“A BATALHA DO APOCALIPSE”, DE EDUARDO SPOHR

Eu costumava dizer por aí que meu lamento sobre a literatura fantástica brasileira era que eu ainda não tinha encontrado um livro que me despertasse o mesmo sense of wonder que senti com grandes autores como Arthur Clarke, Ursula Le Guin, Marion Zimmer Bradley… Ou seja, ainda não tinha lido uma obra brasileira arrebatadora.

Posso dizer que essa queixa, sim, ficou no passado!  O livro A Batalha do Apocalipse, do Eduardo Spohr, é merecedor do ISO9001 de excelência literária, e mais: virou um incontestável best seller digno de calar a boca de quem desacreditou do potencial da fantasia brasileira!

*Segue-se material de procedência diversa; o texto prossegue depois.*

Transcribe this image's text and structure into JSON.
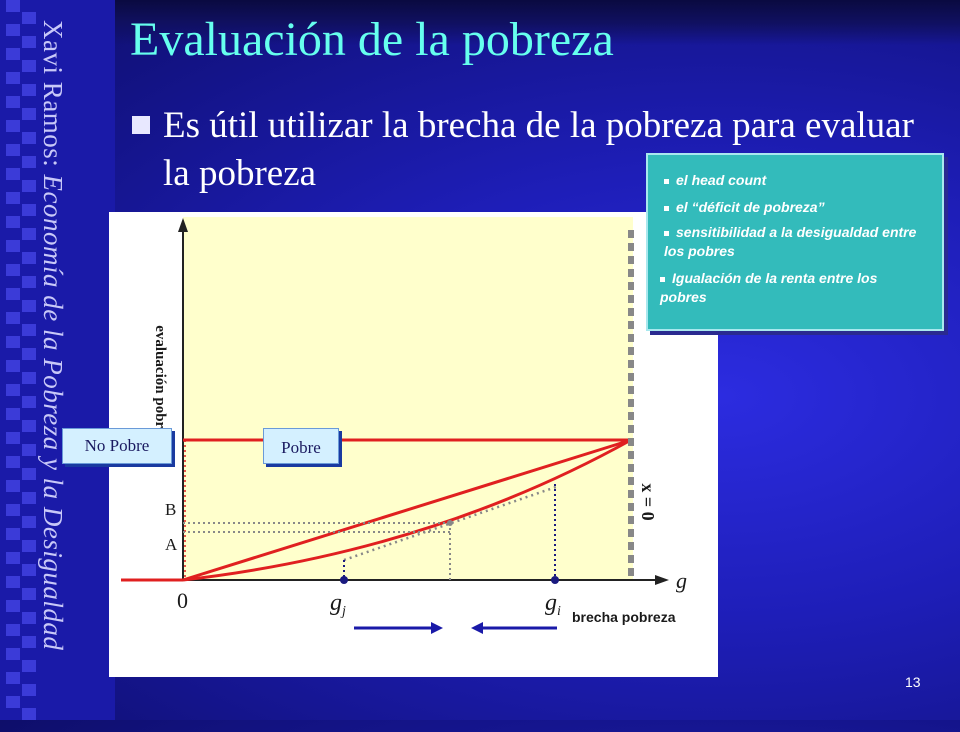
{
  "slide": {
    "title": "Evaluación de la pobreza",
    "bullet": "Es útil utilizar la brecha de la pobreza para evaluar la pobreza",
    "author_name": "Xavi Ramos:",
    "author_course": "Economía de la Pobreza y la Desigualdad",
    "page_number": "13"
  },
  "legend": {
    "items": [
      "el head count",
      "el “déficit de pobreza”",
      "sensitibilidad a la desigualdad entre los pobres",
      "Igualación de la renta entre los pobres"
    ]
  },
  "diagram": {
    "y_axis_label": "evaluación pobreza",
    "x_axis_label": "g",
    "x_axis_sublabel": "brecha pobreza",
    "origin_label": "0",
    "point_gj": "g",
    "point_gj_sub": "j",
    "point_gi": "g",
    "point_gi_sub": "i",
    "label_A": "A",
    "label_B": "B",
    "vertical_line_label": "x = 0",
    "tag_no_pobre": "No Pobre",
    "tag_pobre": "Pobre"
  },
  "colors": {
    "title": "#66ffee",
    "plot_fill": "#ffffcc",
    "curve": "#e02020",
    "dotted_gray": "#888888",
    "dotted_blue": "#1a1a80",
    "legend_bg": "#33bbbb"
  }
}
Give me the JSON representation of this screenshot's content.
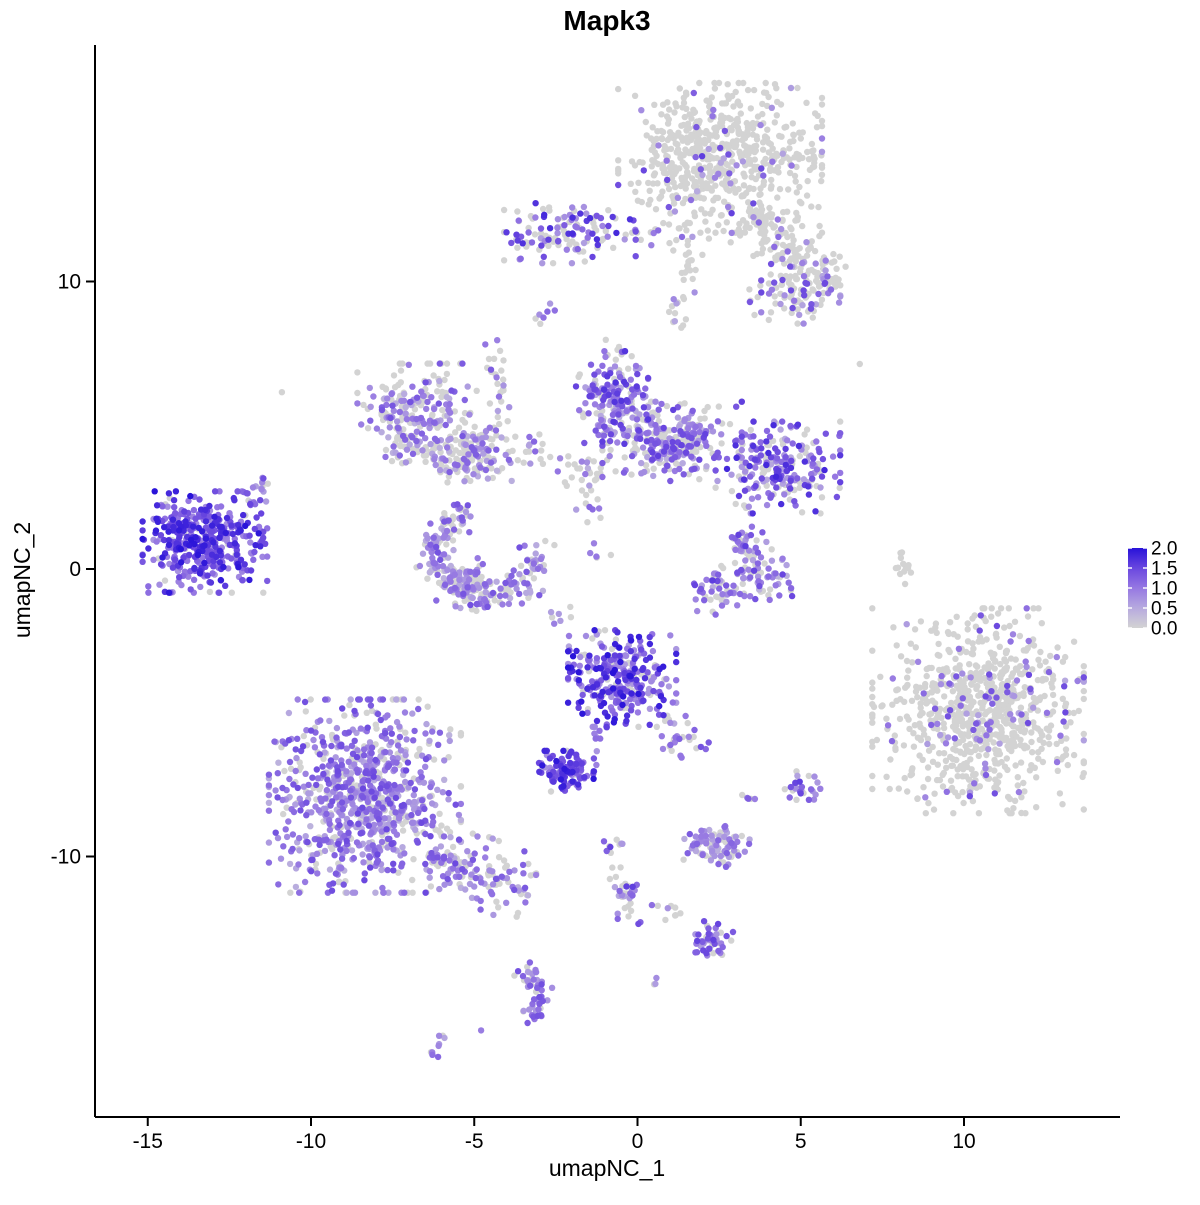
{
  "chart_data": {
    "type": "scatter",
    "title": "Mapk3",
    "xlabel": "umapNC_1",
    "ylabel": "umapNC_2",
    "x_ticks": [
      -15,
      -10,
      -5,
      0,
      5,
      10
    ],
    "x_tick_labels": [
      "-15",
      "-10",
      "-5",
      "0",
      "5",
      "10"
    ],
    "y_ticks": [
      10,
      0,
      -10
    ],
    "y_tick_labels": [
      "10",
      "0",
      "-10"
    ],
    "x_range": [
      -16.6,
      14.8
    ],
    "y_range": [
      -19.1,
      18.2
    ],
    "grid": false,
    "legend_position": "right",
    "point_radius": 3.2,
    "seed": 42,
    "colors": {
      "background": "#FFFFFF",
      "axis": "#000000",
      "gray_low": "#D3D3D3",
      "blue_high": "#2812D9",
      "stops": [
        [
          0,
          "#D3D3D3"
        ],
        [
          0.25,
          "#B7AADF"
        ],
        [
          0.5,
          "#9678E2"
        ],
        [
          0.75,
          "#6A47DF"
        ],
        [
          1,
          "#2812D9"
        ]
      ]
    },
    "legend": {
      "ticks": [
        "2.0",
        "1.5",
        "1.0",
        "0.5",
        "0.0"
      ],
      "values": [
        2.0,
        1.5,
        1.0,
        0.5,
        0.0
      ],
      "min": 0.0,
      "max": 2.0
    },
    "clusters": [
      {
        "name": "top-main",
        "shape": "blob",
        "cx": 2.53,
        "cy": 14.3,
        "rx": 2.6,
        "ry": 2.17,
        "n": 620,
        "gray": 0.93,
        "v": [
          0.5,
          1.6
        ]
      },
      {
        "name": "top-chain",
        "shape": "streak",
        "x1": -0.23,
        "y1": 11.61,
        "x2": 3.29,
        "y2": 11.75,
        "w": 0.25,
        "n": 26,
        "gray": 0.8,
        "v": [
          0.5,
          1.2
        ]
      },
      {
        "name": "top-arm",
        "shape": "streak",
        "x1": 3.29,
        "y1": 12.38,
        "x2": 6.05,
        "y2": 9.93,
        "w": 0.45,
        "n": 150,
        "gray": 0.87,
        "v": [
          0.5,
          1.4
        ]
      },
      {
        "name": "top-tail",
        "shape": "streak",
        "x1": 1.61,
        "y1": 11.33,
        "x2": 1.24,
        "y2": 8.36,
        "w": 0.22,
        "n": 30,
        "gray": 0.9,
        "v": [
          0.5,
          1.0
        ]
      },
      {
        "name": "top-right-blob",
        "shape": "blob",
        "cx": 4.82,
        "cy": 9.58,
        "rx": 1.16,
        "ry": 0.87,
        "n": 95,
        "gray": 0.72,
        "v": [
          0.5,
          1.5
        ]
      },
      {
        "name": "nk-cluster",
        "shape": "blob",
        "cx": -2.07,
        "cy": 11.68,
        "rx": 1.68,
        "ry": 0.87,
        "n": 135,
        "gray": 0.52,
        "v": [
          0.6,
          1.8
        ]
      },
      {
        "name": "speck-pair",
        "shape": "streak",
        "x1": -3.08,
        "y1": 8.64,
        "x2": -2.59,
        "y2": 9.23,
        "w": 0.12,
        "n": 7,
        "gray": 0.35,
        "v": [
          0.6,
          1.2
        ]
      },
      {
        "name": "mid-left",
        "shape": "blob",
        "cx": -6.66,
        "cy": 5.38,
        "rx": 1.6,
        "ry": 1.47,
        "n": 210,
        "gray": 0.52,
        "v": [
          0.4,
          1.4
        ]
      },
      {
        "name": "mid-left-arc",
        "shape": "streak",
        "x1": -7.43,
        "y1": 4.34,
        "x2": -5.13,
        "y2": 3.53,
        "w": 0.3,
        "n": 70,
        "gray": 0.5,
        "v": [
          0.4,
          1.3
        ]
      },
      {
        "name": "bridge-vertical",
        "shape": "streak",
        "x1": -4.61,
        "y1": 8.01,
        "x2": -4.06,
        "y2": 5.03,
        "w": 0.18,
        "n": 26,
        "gray": 0.62,
        "v": [
          0.5,
          1.3
        ]
      },
      {
        "name": "mid-center-blob",
        "shape": "blob",
        "cx": -4.82,
        "cy": 3.99,
        "rx": 1.0,
        "ry": 0.77,
        "n": 105,
        "gray": 0.48,
        "v": [
          0.4,
          1.3
        ]
      },
      {
        "name": "mid-chain",
        "shape": "streak",
        "x1": -3.45,
        "y1": 4.34,
        "x2": -1.15,
        "y2": 3.11,
        "w": 0.28,
        "n": 40,
        "gray": 0.55,
        "v": [
          0.4,
          1.2
        ]
      },
      {
        "name": "midright-top",
        "shape": "blob",
        "cx": -0.78,
        "cy": 5.98,
        "rx": 0.92,
        "ry": 1.33,
        "n": 165,
        "gray": 0.26,
        "v": [
          0.5,
          1.7
        ]
      },
      {
        "name": "midright-main",
        "shape": "blob",
        "cx": 1.06,
        "cy": 4.44,
        "rx": 1.78,
        "ry": 1.15,
        "n": 290,
        "gray": 0.38,
        "v": [
          0.4,
          1.6
        ]
      },
      {
        "name": "midright-east",
        "shape": "blob",
        "cx": 4.3,
        "cy": 3.53,
        "rx": 1.59,
        "ry": 1.33,
        "n": 235,
        "gray": 0.33,
        "v": [
          0.5,
          1.8
        ]
      },
      {
        "name": "k-down-chain",
        "shape": "streak",
        "x1": -1.61,
        "y1": 3.11,
        "x2": -1.15,
        "y2": 0.31,
        "w": 0.2,
        "n": 16,
        "gray": 0.55,
        "v": [
          0.5,
          1.2
        ]
      },
      {
        "name": "left-dense-purple",
        "shape": "blob",
        "cx": -13.25,
        "cy": 0.94,
        "rx": 1.59,
        "ry": 1.47,
        "n": 420,
        "gray": 0.05,
        "v": [
          0.7,
          2.0
        ]
      },
      {
        "name": "left-dense-streak",
        "shape": "streak",
        "x1": -11.87,
        "y1": 2.24,
        "x2": -11.32,
        "y2": 3.04,
        "w": 0.18,
        "n": 22,
        "gray": 0.15,
        "v": [
          0.6,
          1.6
        ]
      },
      {
        "name": "c-crescent",
        "shape": "crescent",
        "cx": -4.67,
        "cy": 0.49,
        "rx": 1.53,
        "ry": 1.57,
        "a0": -15,
        "a1": 255,
        "w": 0.3,
        "n": 230,
        "gray": 0.36,
        "v": [
          0.4,
          1.4
        ]
      },
      {
        "name": "c-crescent-fill",
        "shape": "blob",
        "cx": -5.28,
        "cy": -0.38,
        "rx": 0.92,
        "ry": 0.63,
        "n": 70,
        "gray": 0.42,
        "v": [
          0.4,
          1.2
        ]
      },
      {
        "name": "v-cluster-arm1",
        "shape": "streak",
        "x1": 3.08,
        "y1": 1.29,
        "x2": 3.75,
        "y2": -0.1,
        "w": 0.3,
        "n": 55,
        "gray": 0.3,
        "v": [
          0.5,
          1.6
        ]
      },
      {
        "name": "v-cluster-arm2",
        "shape": "streak",
        "x1": 1.7,
        "y1": -0.84,
        "x2": 4.67,
        "y2": -0.31,
        "w": 0.35,
        "n": 100,
        "gray": 0.36,
        "v": [
          0.4,
          1.6
        ]
      },
      {
        "name": "gray-comma",
        "shape": "streak",
        "x1": 8.04,
        "y1": 0.91,
        "x2": 8.25,
        "y2": -0.56,
        "w": 0.13,
        "n": 13,
        "gray": 1.0,
        "v": [
          0,
          0
        ]
      },
      {
        "name": "center-purple",
        "shape": "blob",
        "cx": -0.47,
        "cy": -3.81,
        "rx": 1.38,
        "ry": 1.4,
        "n": 300,
        "gray": 0.14,
        "v": [
          0.6,
          2.0
        ]
      },
      {
        "name": "center-tail",
        "shape": "streak",
        "x1": 0.69,
        "y1": -5.28,
        "x2": 1.91,
        "y2": -6.5,
        "w": 0.3,
        "n": 30,
        "gray": 0.42,
        "v": [
          0.5,
          1.4
        ]
      },
      {
        "name": "sparse-mid",
        "shape": "streak",
        "x1": -2.83,
        "y1": -1.43,
        "x2": -1.3,
        "y2": -2.48,
        "w": 0.3,
        "n": 12,
        "gray": 0.5,
        "v": [
          0.4,
          1.2
        ]
      },
      {
        "name": "small-dense-purple",
        "shape": "blob",
        "cx": -2.22,
        "cy": -7.03,
        "rx": 0.8,
        "ry": 0.59,
        "n": 105,
        "gray": 0.08,
        "v": [
          0.7,
          2.0
        ]
      },
      {
        "name": "small-dense-chain",
        "shape": "streak",
        "x1": -1.45,
        "y1": -6.15,
        "x2": -0.9,
        "y2": -5.45,
        "w": 0.15,
        "n": 8,
        "gray": 0.3,
        "v": [
          0.6,
          1.4
        ]
      },
      {
        "name": "bottomleft-big",
        "shape": "blob",
        "cx": -8.35,
        "cy": -7.9,
        "rx": 2.45,
        "ry": 2.8,
        "n": 830,
        "gray": 0.27,
        "v": [
          0.4,
          1.5
        ]
      },
      {
        "name": "bottomleft-tail",
        "shape": "streak",
        "x1": -6.35,
        "y1": -9.83,
        "x2": -3.29,
        "y2": -11.22,
        "w": 0.5,
        "n": 140,
        "gray": 0.35,
        "v": [
          0.4,
          1.4
        ]
      },
      {
        "name": "right-big-gray",
        "shape": "blob",
        "cx": 10.43,
        "cy": -4.93,
        "rx": 2.7,
        "ry": 2.97,
        "n": 800,
        "gray": 0.9,
        "v": [
          0.5,
          1.5
        ]
      },
      {
        "name": "right-gray-outliers",
        "shape": "dots",
        "pts": [
          [
            7.82,
            -3.81
          ],
          [
            11.5,
            -2.27
          ]
        ],
        "gray": 0,
        "v": [
          0.8,
          1.2
        ]
      },
      {
        "name": "small-island-13",
        "shape": "blob",
        "cx": 2.4,
        "cy": -9.65,
        "rx": 0.86,
        "ry": 0.59,
        "n": 95,
        "gray": 0.33,
        "v": [
          0.4,
          1.3
        ]
      },
      {
        "name": "streak-14",
        "shape": "streak",
        "x1": -0.9,
        "y1": -9.41,
        "x2": -0.05,
        "y2": -12.55,
        "w": 0.2,
        "n": 42,
        "gray": 0.45,
        "v": [
          0.5,
          1.6
        ]
      },
      {
        "name": "chain-14",
        "shape": "streak",
        "x1": 0.37,
        "y1": -11.57,
        "x2": 1.67,
        "y2": -12.2,
        "w": 0.15,
        "n": 9,
        "gray": 0.55,
        "v": [
          0.5,
          1.1
        ]
      },
      {
        "name": "small-island-15",
        "shape": "blob",
        "cx": 2.28,
        "cy": -12.9,
        "rx": 0.61,
        "ry": 0.56,
        "n": 50,
        "gray": 0.2,
        "v": [
          0.6,
          1.6
        ]
      },
      {
        "name": "bottom-streak-a",
        "shape": "streak",
        "x1": -3.51,
        "y1": -13.78,
        "x2": -2.89,
        "y2": -14.9,
        "w": 0.18,
        "n": 28,
        "gray": 0.2,
        "v": [
          0.6,
          1.5
        ]
      },
      {
        "name": "bottom-streak-b",
        "shape": "streak",
        "x1": -2.89,
        "y1": -14.9,
        "x2": -3.35,
        "y2": -15.84,
        "w": 0.18,
        "n": 24,
        "gray": 0.2,
        "v": [
          0.6,
          1.5
        ]
      },
      {
        "name": "bottom-dot",
        "shape": "dots",
        "pts": [
          [
            -4.79,
            -16.05
          ]
        ],
        "gray": 0,
        "v": [
          0.9,
          1.1
        ]
      },
      {
        "name": "tiny-sw",
        "shape": "streak",
        "x1": -6.35,
        "y1": -16.82,
        "x2": -5.83,
        "y2": -16.4,
        "w": 0.12,
        "n": 9,
        "gray": 0.45,
        "v": [
          0.5,
          1.2
        ]
      },
      {
        "name": "pair-east",
        "shape": "blob",
        "cx": 3.38,
        "cy": -7.9,
        "rx": 0.18,
        "ry": 0.15,
        "n": 5,
        "gray": 0.4,
        "v": [
          0.5,
          1.3
        ]
      },
      {
        "name": "cluster-east-small",
        "shape": "blob",
        "cx": 5.01,
        "cy": -7.59,
        "rx": 0.49,
        "ry": 0.46,
        "n": 28,
        "gray": 0.25,
        "v": [
          0.5,
          1.6
        ]
      },
      {
        "name": "dot-south",
        "shape": "blob",
        "cx": 0.54,
        "cy": -14.37,
        "rx": 0.12,
        "ry": 0.12,
        "n": 3,
        "gray": 0.35,
        "v": [
          0.6,
          1.2
        ]
      },
      {
        "name": "singlet-ne",
        "shape": "dots",
        "pts": [
          [
            6.81,
            7.13
          ]
        ],
        "gray": 1,
        "v": [
          0,
          0
        ]
      },
      {
        "name": "singlet-w",
        "shape": "dots",
        "pts": [
          [
            -10.89,
            6.15
          ]
        ],
        "gray": 1,
        "v": [
          0,
          0
        ]
      },
      {
        "name": "sprinkle-under-top",
        "shape": "blob",
        "cx": -0.3,
        "cy": 7.8,
        "rx": 1.1,
        "ry": 0.7,
        "n": 6,
        "gray": 0.95,
        "v": [
          0.5,
          1.0
        ]
      }
    ]
  }
}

Um pouco por preconceito, um tanto por pós-conceito, nunca achei clara a associação entre best seller e qualidade literária, até porque acredito que para se tornar best seller o autor, por mais hábil que seja, precisa fazer certas concessões para agradar a um público numeroso. Nesse pensamento, alguns clichês são previsíveis (quiçá inevitáveis?). Não vou dizer que A Batalha do Apocalipse é um livro isento de clichês, mas é com certeza umbest seller de uma qualidade literária surpreendente.

O livro conta a saga do anjo Ablon e seu séquito de anjos guerreiros, todos renegados, vivendo na terra entre os mortais e atravessando os milênios desde a expulsão do paraíso até os tempos do Juízo Final. A diferença fundamental entre anjos e homens é que os anjos não têm alma, nem paixões humanas: são movidos por objetivos maiores, têm uma personalidade estoica e uma inexplicável atração pelo combate. Nesse perfil, Ablon é o típico guerreiro solitário: lutador incansável, puro, movido por um ideal e até mesmo celibatário – exatamente como eram os heróis das novelas de cavalaria. Acontece que o arcanjo Miguel e Lúcifer, o príncipe que governa o inferno com mão de ferro, querem erradicar os anjos renegados, razão pela qual o exército de anjos caídos de Ablon está sendo caçado. Na sua jornada milenar pelo mundo, Ablon tem como sua única companheira a feiticeira Shamira, que conquistou a imortalidade com o domínio das artes da necromancia. Ablon e Shamira levam vidas solitárias, marcadas por encontros e desencontros através dos séculos e em grandes momentos da história humana. É fascinante a habilidade com que o autor desenha a trajetória dos protagonistas tomando confortavelmente como pano de fundo todo o planeta e a história da humanidade! A trama se passa em momentos e regiões tão diferentes quanto a Babilônia, a China, Roma, Alexandria, a Bretanha medieval, o Império Romano do Oriente, o Rio de Janeiro e a Jerusalém contemporânea – e mesmo as cidades bíblicas de Enoque e Sodoma – amarrando todos esses lugares e períodos dentro de uma única aventura, que se saiu muito variada e instigante.

É bastante interessante a forma com que foi tratada a coexistência dos universos: o mundo dos anjos que se liga ao dos mortais pelo “tecido da realidade”, que por sua vez pode se relacionar a outras teogonias, como os contos de fadas celtas e a mitologia chinesa.

Há um cuidado especial com as ambientações históricas, geográficas, técnicas e até mesmo bíblicas! É muito bom ler um livro tão rico e que passe as informações corretas, nota-se um profundo respeito para com a história e, principalmente, para com o leitor! Dentro da proposta do épico, o livro é praticamente perfeito. É uma história ambiciosa, variada, e constituída por uma pesquisa riquíssima. O texto é bem redigido e tem o ritmo certo. Apesar de ser um livro longo, não enrola o leitor. O universo tem consistência interna, é coerente e verossímil. E é bonito! Repleto de cenas grandiosas, é cinematográfico!

Eu comentei que o livro não é isento de clichês. Como no épico, tudo é idealizado: os personagens, as lutas, as situações. Em algumas circunstâncias, a idealização torna certos detalhes da trama bastante previsíveis, o que não prejudica a beleza e a força do resultado final.

Por uma questão de gosto pessoal, eu sou uma leitora que cochila em cenas de ação e de luta – curto mais a viagem, os questionamentos – então os últimos trechos, que contam a Batalha do Apocalipse propriamente dita, me pareceram um pouco cansativos. Em contrapartida, pude me deleitar em maravilhosas viagens com Ablon, Shamira e Flor do Leste (uma personagem de carisma irresistível) através da antiguidade.

Provavelmente a razão (e o merecimento) de tamanho sucesso d’A Batalha do Apocalipse é esta: é uma saga variada, com potencial de agradar a gregos e troianos e encantar todo mundo!